Why you need a Data Vault for your Data Vault
- Rhys Hanscombe

- Apr 29, 2023
- 4 min read
In the latest Data Vault User Group meet-up, Christopher Siegfried, senior architect at Infovia, presented on “why you need a Data Vault for your Data Vault”. Christopher discussed the innovative work he has been doing with three of his clients, and how metadata has helped solve issues with the long-term maintenance of Data Vault solutions. In addition, he explored the recent emergence of ChatGPT-4, and how it could help you to develop the code for your Data Vault. In this blog, we’ll look at what Christopher talked about, and add our own views on the topic.
The Metadata layer of the Data Vault
Put yourself in this situation – you’re modelling a Data Vault. You know why each element is where it is. Every element of your model has a purpose for being there and Data Vault is meant to last the lifetime of the platform. So, what happens to your organisation’s Data Vault when you leave, move onto a different project, or you try to scale the team with new people? Unless you’re careful, you’ll more than likely run into the following issues.
Yes, you know everything there is to know about the model (because you created it), but the knowledge and understanding is not adequately captured. The information and decisions you made will not be clear to future team members without context. Simply performing standard data modelling, you may lose a lot of understanding of your model as time progresses.
The solution is to expand your Data Vault to capture this knowledge and context. As Christopher suggests, build a MetaVault layer which explains the reason behind each part of the model, providing an expanded semantic layer, increased Data Vault “vocabulary”, and including integrated metadata. This, in turn, may empower artificial intelligence (which many believe to be the future).
This is where the Christopher showed how three examples of client problems could alleviated by the MetaVault.
Client 1 – New Data Engineers
Christopher’s first client operated with two technically competent data engineers who had built a Data Vault model from a high-value business process. However, they were both reassigned to a different area of the organisation. The new engineers who then started working with the existing model were then faced with a problem: they didn’t have enough context to understand the Data Vault.
There was nothing wrong with the Data Vault model, but it didn’t have enough information for someone new to change it. It’s important to remember that you can have a model that is correct but still lacks the information to expand because there isn’t a deep semantic layer.
A solution is to have all the metadata you need about the Data Vault model the Data Vault itself.
You won’t get the information you need from your Data Vault by looking at data that is too vague, OR too descriptive that it becomes confusing.
Instead, it’s important to address what is in the Data Vault.

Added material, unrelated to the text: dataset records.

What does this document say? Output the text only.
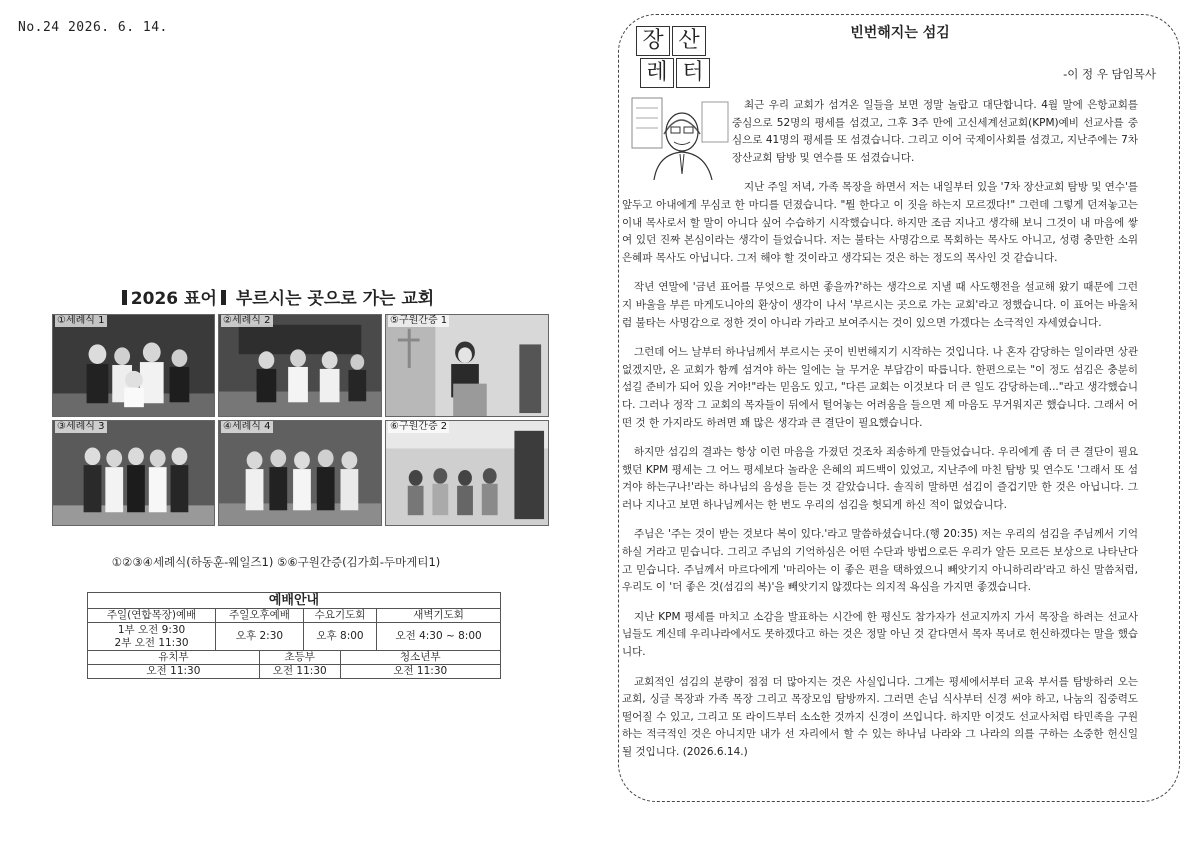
No.24 2026. 6. 14.
2026 표어 부르시는 곳으로 가는 교회
①세례식 1	②세례식 2	⑤구원간증 1
③세례식 3	④세례식 4	⑥구원간증 2
①②③④세례식(하동훈-웨일즈1) ⑤⑥구원간증(김가희-두마게티1)
예배안내					
주일(연합목장)예배	주일오후예배		수요기도회		새벽기도회
1부 오전 9:30
2부 오전 11:30	오후 2:30		오후 8:00		오전 4:30 ~ 8:00
유치부		초등부		청소년부	
오전 11:30		오전 11:30		오전 11:30	
빈번해지는 섬김
-이 정 우 담임목사
장 산
레 터

최근 우리 교회가 섬겨온 일들을 보면 정말 놀랍고 대단합니다. 4월 말에 은항교회를 중심으로 52명의 평세를 섬겼고, 그후 3주 만에 고신세계선교회(KPM)예비 선교사를 중심으로 41명의 평세를 또 섬겼습니다. 그리고 이어 국제이사회를 섬겼고, 지난주에는 7차 장산교회 탐방 및 연수를 또 섬겼습니다.

지난 주일 저녁, 가족 목장을 하면서 저는 내일부터 있을 '7차 장산교회 탐방 및 연수'를 앞두고 아내에게 무심코 한 마디를 던졌습니다. "뭘 한다고 이 짓을 하는지 모르겠다!" 그런데 그렇게 던져놓고는 이내 목사로서 할 말이 아니다 싶어 수습하기 시작했습니다. 하지만 조금 지나고 생각해 보니 그것이 내 마음에 쌓여 있던 진짜 본심이라는 생각이 들었습니다. 저는 불타는 사명감으로 목회하는 목사도 아니고, 성령 충만한 소위 은혜파 목사도 아닙니다. 그저 해야 할 것이라고 생각되는 것은 하는 정도의 목사인 것 같습니다.

작년 연말에 '금년 표어를 무엇으로 하면 좋을까?'하는 생각으로 지낼 때 사도행전을 설교해 왔기 때문에 그런지 바울을 부른 마게도니아의 환상이 생각이 나서 '부르시는 곳으로 가는 교회'라고 정했습니다. 이 표어는 바울처럼 불타는 사명감으로 정한 것이 아니라 가라고 보여주시는 것이 있으면 가겠다는 소극적인 자세였습니다.

그런데 어느 날부터 하나님께서 부르시는 곳이 빈번해지기 시작하는 것입니다. 나 혼자 감당하는 일이라면 상관없겠지만, 온 교회가 함께 섬겨야 하는 일에는 늘 무거운 부담감이 따릅니다. 한편으로는 "이 정도 섬김은 충분히 섬길 준비가 되어 있을 거야!"라는 믿음도 있고, "다른 교회는 이것보다 더 큰 일도 감당하는데..."라고 생각했습니다. 그러나 정작 그 교회의 목자들이 뒤에서 털어놓는 어려움을 들으면 제 마음도 무거워지곤 했습니다. 그래서 어떤 것 한 가지라도 하려면 꽤 많은 생각과 큰 결단이 필요했습니다.

하지만 섬김의 결과는 항상 이런 마음을 가졌던 것조차 죄송하게 만들었습니다. 우리에게 좀 더 큰 결단이 필요했던 KPM 평세는 그 어느 평세보다 놀라운 은혜의 피드백이 있었고, 지난주에 마친 탐방 및 연수도 '그래서 또 섬겨야 하는구나!'라는 하나님의 음성을 듣는 것 같았습니다. 솔직히 말하면 섬김이 즐겁기만 한 것은 아닙니다. 그러나 지나고 보면 하나님께서는 한 번도 우리의 섬김을 헛되게 하신 적이 없었습니다.

주님은 '주는 것이 받는 것보다 복이 있다.'라고 말씀하셨습니다.(행 20:35) 저는 우리의 섬김을 주님께서 기억하실 거라고 믿습니다. 그리고 주님의 기억하심은 어떤 수단과 방법으로든 우리가 알든 모르든 보상으로 나타난다고 믿습니다. 주님께서 마르다에게 '마리아는 이 좋은 편을 택하였으니 빼앗기지 아니하리라'라고 하신 말씀처럼, 우리도 이 '더 좋은 것(섬김의 복)'을 빼앗기지 않겠다는 의지적 욕심을 가지면 좋겠습니다.

지난 KPM 평세를 마치고 소감을 발표하는 시간에 한 평신도 참가자가 선교지까지 가서 목장을 하려는 선교사님들도 계신데 우리나라에서도 못하겠다고 하는 것은 정말 아닌 것 같다면서 목자 목녀로 헌신하겠다는 말을 했습니다.

교회적인 섬김의 분량이 점점 더 많아지는 것은 사실입니다. 그게는 평세에서부터 교육 부서를 탐방하러 오는 교회, 싱글 목장과 가족 목장 그리고 목장모임 탐방까지. 그러면 손님 식사부터 신경 써야 하고, 나눔의 집중력도 떨어질 수 있고, 그리고 또 라이드부터 소소한 것까지 신경이 쓰입니다. 하지만 이것도 선교사처럼 타민족을 구원하는 적극적인 것은 아니지만 내가 선 자리에서 할 수 있는 하나님 나라와 그 나라의 의를 구하는 소중한 헌신일 될 것입니다. (2026.6.14.)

As with anything when working with the Data Vault method, you need to stay business centric. Ensuring that the Data Vault is semantically equivalent with the organisation. The descriptive metadata is used as a beneficial resource for discovery and identification of aspects within the Data Vault, meaning that anyone can work with the model.
Client 2 – Mature data Vault
The second client that Christopher described already had a mature data vault with 8 to 12 data sources. But they had a similar issue of onboarding new team members. The issues arise when they need to spend months getting up to speed on object relationships, particularly if a team member leaves.
Structural metadata solves this problem. It is metadata about containers of data and indicates how compound objects are put together. For example, how pages are ordered to form chapters.
Client 3 – Large organisation
The final client was a large organisation which purchased several smaller organisations under their umbrella. As you can imagine, this creates some messy situations. Different teams across the organisation modelled their own Data Vault based on their specific branch of the organisation. The teams then came together to try and make a single Data Vault for the parent organisation. However, each team struggled to match the appropriate characteristics (hubs, links, and satellites) with each team’s model.
Metadata once again proved to be the solution for this client. Likewise, being business-centric and using a company-wide Data Vault vocabulary when describing each element helped to resolve this issue long-term.
ChatGPT
At the end of his presentation, Christopher took the Data Vault User Group through a journey to what he believes to possibly be the future of most of what we do. Not only in the data industry, but in life too.
ChatGPT-4 can provide you with exceptional SQL code to build a Data Vault – instantly. As Data Vault has been around for several years, artificial intelligence knows about it. ChatGPT searches the internet to learn about hubs, links, satellites, and all you need for a Data Vault.
Summary
The future is here and has sprung upon us in recent times with the development of Open AI. At Datavault, we believe the approach of creating a MetaVault to manage metadata within the Data Vault itself is a useful innovation and a good way of improving the long term maintainability of data platforms solutions.